Qu’ai-je vu exactement lors du CES 2018 ? Là où je m’attendais à quelques applications de reconnaissance vocale et d’image couplées à de petits unités de décision, j’ai découvert un bouleversement généralisé des technologies. A la maison avec la domotique, en voiture avec la voiture intelligente, au travail avec des applications métier ou encore dans la rue avec des caméras d’identification des personnes, animaux et voitures, l’IA investit l’ensemble de notre monde à une vitesse exponentielle.

Les grandes entreprises ne sont pas seules à mener le changement, une myriade de startups redoublent d’imagination pour trouver de nouvelles applications aux capacités de l’IA, qui peut ainsi bénéficier à votre grand-mère atteinte d’Alzheimer, à votre adolescent en quête de vocation professionnelle…ou encore à votre chien, en manque de compagnie et de compréhension !

 

Cocorico !

Une fois n’est pas coutume, la France occupe le trio de tête en nombre d’entreprises utilisant de l’IA au CES. Bien que la taille des entreprises françaises demeure dans l’ensemble bien inférieure à celle de leurs concurrentes américaines ou asiatiques, on peut espérer que plusieurs d’entre elles parviendront à atteindre une taille solide et, qui sait, à devenir un futur poids lourd de la tech mondiale !

 

Et l’Homme dans tout ça ?

Mais on ne peut parler d’IA sans parler d’éthique, et de conséquences pour l’Homme. C’est bien beau de développer des machines aussi intelligentes que les humains, mais que faire des humains qui voient leur intelligence avantageusement remplacée par quelques câbles et processeurs en silicium ? Au CES, la réponse est unanime : si l’on a toujours peur du nouveau, préférant la sécurité illusoire de ce que l’on a toujours connu, l’IA nécessitera beaucoup de main d’œuvre pour atteindre son plein potentiel.

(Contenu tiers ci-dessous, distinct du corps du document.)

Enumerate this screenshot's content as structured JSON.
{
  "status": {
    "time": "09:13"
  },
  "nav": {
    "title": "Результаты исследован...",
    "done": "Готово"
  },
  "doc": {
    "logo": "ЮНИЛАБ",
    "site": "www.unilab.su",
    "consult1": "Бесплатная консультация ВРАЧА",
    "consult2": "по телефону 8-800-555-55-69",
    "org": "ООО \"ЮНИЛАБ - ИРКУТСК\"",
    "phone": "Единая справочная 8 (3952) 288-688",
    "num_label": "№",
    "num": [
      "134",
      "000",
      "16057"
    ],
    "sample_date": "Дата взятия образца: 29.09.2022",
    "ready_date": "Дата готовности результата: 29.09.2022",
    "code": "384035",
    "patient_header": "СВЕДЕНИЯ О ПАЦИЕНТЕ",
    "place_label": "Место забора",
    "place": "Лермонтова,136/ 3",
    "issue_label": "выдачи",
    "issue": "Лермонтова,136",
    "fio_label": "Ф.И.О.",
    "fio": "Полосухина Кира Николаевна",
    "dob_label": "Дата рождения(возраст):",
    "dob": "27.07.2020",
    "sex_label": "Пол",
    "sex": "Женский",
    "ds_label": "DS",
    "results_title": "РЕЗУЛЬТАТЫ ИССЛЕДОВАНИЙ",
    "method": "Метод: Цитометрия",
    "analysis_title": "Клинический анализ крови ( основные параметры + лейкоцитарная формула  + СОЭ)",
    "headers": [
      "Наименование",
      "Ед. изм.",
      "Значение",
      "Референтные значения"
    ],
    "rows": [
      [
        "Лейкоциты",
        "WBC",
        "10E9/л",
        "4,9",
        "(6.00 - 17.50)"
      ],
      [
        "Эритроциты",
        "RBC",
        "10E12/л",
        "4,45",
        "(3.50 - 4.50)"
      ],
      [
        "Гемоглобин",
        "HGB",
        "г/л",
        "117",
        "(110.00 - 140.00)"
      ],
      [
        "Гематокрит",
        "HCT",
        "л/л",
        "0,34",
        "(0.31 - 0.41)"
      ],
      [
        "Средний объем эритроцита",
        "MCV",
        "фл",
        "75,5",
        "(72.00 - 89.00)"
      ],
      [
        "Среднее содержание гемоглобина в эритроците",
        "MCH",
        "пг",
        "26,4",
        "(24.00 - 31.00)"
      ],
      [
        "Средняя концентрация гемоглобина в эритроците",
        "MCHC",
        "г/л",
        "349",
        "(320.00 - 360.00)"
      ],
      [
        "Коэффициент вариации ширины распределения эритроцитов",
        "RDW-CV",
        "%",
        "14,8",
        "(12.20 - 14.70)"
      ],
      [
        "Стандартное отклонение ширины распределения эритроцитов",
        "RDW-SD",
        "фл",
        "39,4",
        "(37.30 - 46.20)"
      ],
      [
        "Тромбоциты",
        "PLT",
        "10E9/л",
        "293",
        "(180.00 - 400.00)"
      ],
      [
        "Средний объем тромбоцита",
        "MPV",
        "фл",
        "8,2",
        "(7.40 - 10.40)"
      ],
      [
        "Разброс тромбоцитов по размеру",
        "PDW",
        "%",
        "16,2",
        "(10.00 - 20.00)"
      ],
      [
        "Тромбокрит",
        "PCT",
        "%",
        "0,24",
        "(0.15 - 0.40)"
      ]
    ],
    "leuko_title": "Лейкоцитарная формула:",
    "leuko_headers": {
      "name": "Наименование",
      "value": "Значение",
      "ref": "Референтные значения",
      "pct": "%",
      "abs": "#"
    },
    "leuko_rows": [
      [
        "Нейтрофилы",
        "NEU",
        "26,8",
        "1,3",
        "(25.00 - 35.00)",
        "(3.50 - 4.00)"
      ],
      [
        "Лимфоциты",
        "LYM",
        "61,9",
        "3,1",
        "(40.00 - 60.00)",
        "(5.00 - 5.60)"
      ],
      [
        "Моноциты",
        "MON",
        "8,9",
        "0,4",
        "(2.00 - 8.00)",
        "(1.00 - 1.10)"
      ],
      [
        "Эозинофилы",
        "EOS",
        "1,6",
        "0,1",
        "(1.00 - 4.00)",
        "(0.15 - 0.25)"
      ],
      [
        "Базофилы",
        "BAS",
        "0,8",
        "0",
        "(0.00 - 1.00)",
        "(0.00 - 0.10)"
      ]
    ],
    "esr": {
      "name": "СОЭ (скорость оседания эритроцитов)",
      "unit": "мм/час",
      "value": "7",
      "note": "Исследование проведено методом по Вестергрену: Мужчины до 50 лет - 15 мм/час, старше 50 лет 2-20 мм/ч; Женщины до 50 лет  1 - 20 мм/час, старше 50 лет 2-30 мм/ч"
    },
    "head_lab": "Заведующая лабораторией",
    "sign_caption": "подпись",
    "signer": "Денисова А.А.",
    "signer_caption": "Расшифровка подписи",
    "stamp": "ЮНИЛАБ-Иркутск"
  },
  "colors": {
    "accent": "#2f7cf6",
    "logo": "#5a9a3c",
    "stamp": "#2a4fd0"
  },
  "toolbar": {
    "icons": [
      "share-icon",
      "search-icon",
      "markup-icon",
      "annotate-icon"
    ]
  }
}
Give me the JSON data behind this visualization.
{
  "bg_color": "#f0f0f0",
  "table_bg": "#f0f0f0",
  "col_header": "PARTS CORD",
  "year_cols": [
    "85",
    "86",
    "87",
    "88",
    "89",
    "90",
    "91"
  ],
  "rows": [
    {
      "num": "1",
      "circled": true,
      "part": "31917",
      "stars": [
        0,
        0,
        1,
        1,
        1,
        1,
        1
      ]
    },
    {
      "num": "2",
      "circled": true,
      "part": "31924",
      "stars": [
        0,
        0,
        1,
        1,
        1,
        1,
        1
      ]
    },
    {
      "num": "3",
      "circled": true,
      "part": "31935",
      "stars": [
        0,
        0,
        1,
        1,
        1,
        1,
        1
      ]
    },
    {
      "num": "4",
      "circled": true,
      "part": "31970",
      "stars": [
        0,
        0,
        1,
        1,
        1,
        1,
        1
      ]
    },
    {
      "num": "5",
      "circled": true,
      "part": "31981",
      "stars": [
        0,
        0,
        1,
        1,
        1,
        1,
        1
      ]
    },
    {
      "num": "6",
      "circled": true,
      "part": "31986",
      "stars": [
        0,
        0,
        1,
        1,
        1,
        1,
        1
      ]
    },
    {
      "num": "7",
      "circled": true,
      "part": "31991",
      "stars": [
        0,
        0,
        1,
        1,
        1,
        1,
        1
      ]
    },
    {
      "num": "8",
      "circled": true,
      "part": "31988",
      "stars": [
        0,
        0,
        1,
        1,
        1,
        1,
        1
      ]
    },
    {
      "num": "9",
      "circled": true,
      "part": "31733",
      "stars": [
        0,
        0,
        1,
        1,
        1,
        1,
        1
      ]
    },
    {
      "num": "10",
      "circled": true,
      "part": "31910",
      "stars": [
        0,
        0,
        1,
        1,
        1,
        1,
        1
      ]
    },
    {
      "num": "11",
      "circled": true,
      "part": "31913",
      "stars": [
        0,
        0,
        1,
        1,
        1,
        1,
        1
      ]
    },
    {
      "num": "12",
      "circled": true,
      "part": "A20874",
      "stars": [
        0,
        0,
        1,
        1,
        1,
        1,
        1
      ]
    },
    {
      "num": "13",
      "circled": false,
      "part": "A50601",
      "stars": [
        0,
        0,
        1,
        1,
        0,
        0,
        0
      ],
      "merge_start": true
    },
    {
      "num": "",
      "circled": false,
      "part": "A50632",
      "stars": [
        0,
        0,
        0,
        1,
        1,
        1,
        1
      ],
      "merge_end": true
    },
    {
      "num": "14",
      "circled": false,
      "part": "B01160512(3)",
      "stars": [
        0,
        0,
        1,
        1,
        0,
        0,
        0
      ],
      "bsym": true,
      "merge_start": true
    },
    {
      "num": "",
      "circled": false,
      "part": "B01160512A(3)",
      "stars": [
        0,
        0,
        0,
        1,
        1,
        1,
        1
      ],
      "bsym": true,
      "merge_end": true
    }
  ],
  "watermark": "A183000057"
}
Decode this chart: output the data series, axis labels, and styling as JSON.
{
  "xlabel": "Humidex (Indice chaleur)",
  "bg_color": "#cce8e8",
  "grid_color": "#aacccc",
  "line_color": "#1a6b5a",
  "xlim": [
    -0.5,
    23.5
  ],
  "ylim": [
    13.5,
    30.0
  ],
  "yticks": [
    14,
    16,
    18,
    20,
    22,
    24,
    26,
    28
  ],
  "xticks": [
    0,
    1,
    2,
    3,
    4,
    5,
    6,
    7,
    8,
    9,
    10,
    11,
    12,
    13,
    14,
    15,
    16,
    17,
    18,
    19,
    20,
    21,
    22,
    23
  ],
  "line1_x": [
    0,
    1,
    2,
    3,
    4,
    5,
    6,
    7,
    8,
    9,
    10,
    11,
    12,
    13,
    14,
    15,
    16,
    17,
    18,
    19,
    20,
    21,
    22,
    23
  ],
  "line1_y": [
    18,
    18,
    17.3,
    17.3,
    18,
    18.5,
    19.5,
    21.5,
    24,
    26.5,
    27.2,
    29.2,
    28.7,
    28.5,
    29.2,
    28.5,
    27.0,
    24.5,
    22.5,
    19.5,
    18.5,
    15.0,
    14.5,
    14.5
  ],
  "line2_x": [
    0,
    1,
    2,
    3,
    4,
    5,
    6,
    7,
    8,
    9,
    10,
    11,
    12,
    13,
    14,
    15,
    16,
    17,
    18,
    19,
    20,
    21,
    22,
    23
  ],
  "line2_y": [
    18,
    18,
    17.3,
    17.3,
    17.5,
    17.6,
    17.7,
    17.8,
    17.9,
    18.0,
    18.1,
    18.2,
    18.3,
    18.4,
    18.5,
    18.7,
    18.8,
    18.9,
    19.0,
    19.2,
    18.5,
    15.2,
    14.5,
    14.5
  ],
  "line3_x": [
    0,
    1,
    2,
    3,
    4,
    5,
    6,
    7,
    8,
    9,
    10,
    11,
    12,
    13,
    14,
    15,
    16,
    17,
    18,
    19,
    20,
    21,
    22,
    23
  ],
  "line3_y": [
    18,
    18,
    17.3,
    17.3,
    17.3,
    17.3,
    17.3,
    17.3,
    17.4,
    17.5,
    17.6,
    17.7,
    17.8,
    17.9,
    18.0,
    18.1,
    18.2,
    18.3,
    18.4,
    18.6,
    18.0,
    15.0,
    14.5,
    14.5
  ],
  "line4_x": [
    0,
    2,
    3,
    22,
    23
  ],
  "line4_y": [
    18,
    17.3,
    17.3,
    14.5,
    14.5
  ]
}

Et une fois que l’IA sera installée, aura-t-on encore besoin de main d’œuvre ? L’échelle de temps trop lointaine et l’inconnue quant aux possibilités qu’ouvrira l’IA ne permettent pas de donner de réponse claire aujourd’hui. Certains se basent sur le passé pour justifier que de nouveaux emplois émergeront, d’autre se basent sur leur vision de l’Homme pour justifier qu’il ne sera plus en mesure de trouver sa place face à une IA surpuissante.

Qui a raison ? L’avenir nous le dira. Car si une chose est certaine, c’est que l’avenir se fera avec l’IA, qu’on le veuille ou non.